The present case presented with gastric outlet obstruction which clinically and endoscopically mimicked gastric carcinoma. Moreover, as obstruction was not relieved by conservative management, a distal gastrectomy was undertaken. Clinical manifestation of this type of infection is often nonspecific, thereby resulting in considerable diagnostic dilemma. There are reports of isolated gastric tuberculosis presenting as pyrexia of unknown origin,[sup][10] gastric outlet obstruction,[sup][15] Crohn's disease,[sup][16] and rarely stomach perforation.[sup][17]

Diagnosis of gastric tuberculosis can be done by histological study of resected specimens or by endoscopic biopsy.

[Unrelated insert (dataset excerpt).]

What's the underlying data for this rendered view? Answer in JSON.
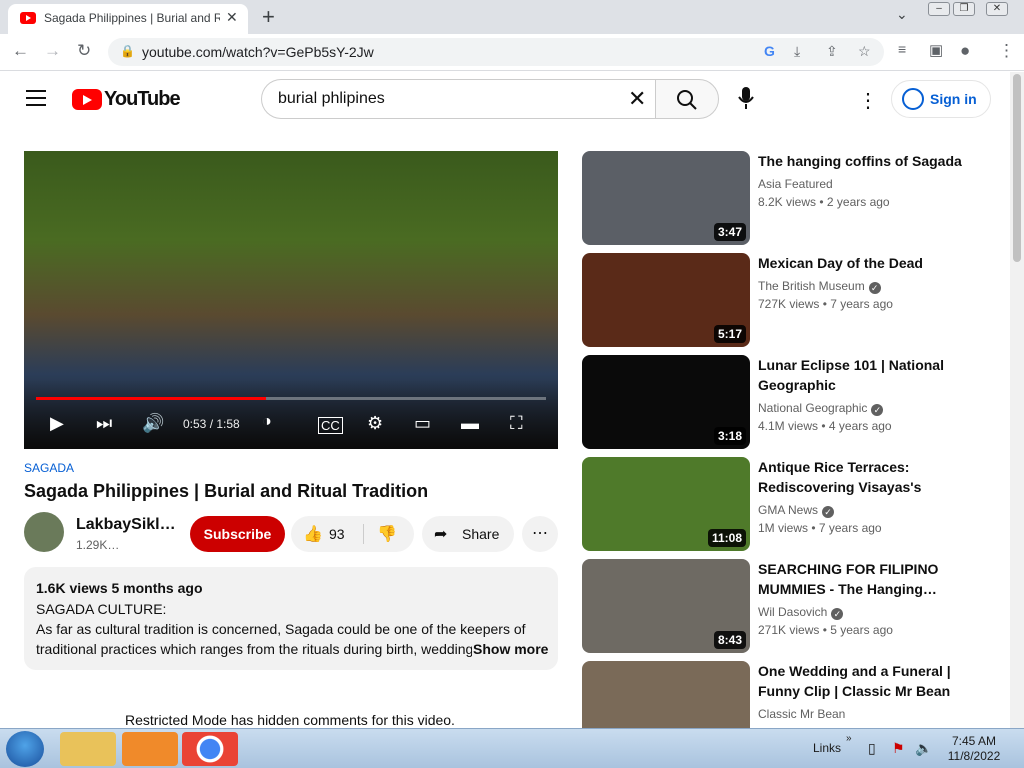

The latter is rarely successful in achieving the appropriate diagnosis. Submucosa and subserosa are usual location of lesion [sup][10] and endoscopic biopsy may fail to detect deeper lesions. Surgical interventions are unavoidable in most patients, and diagnosis of gastric tuberculosis is often done after histopathological study. Similarly, in our patient, conclusive diagnosis was achieved after surgery and histopathological examination. Although noncaseating granulomas are seen in Crohn's disease, sarcoidosis, and idiopathic granulomatous gastritis, confirmatory diagnosis of gastric tuberculosis can only be done by the bacteriologic identification with acid-fast staining or culture.[sup][7],[10] In this patient, clinical features, characteristic granuloma in histopathological study, and identification of acid-fast bacilli had confirmed the diagnosis. Once the diagnosis is confirmed, complete cure can be achieved with a course of oral antitubercular medication.


Primary gastric tuberculosis may raise a diagnostic challenge due to its extreme rarity and unusual presentation. Therefore, a high degree of suspicion is necessary to diagnose this condition as it can occur in patients with no risk factor or characteristic symptoms.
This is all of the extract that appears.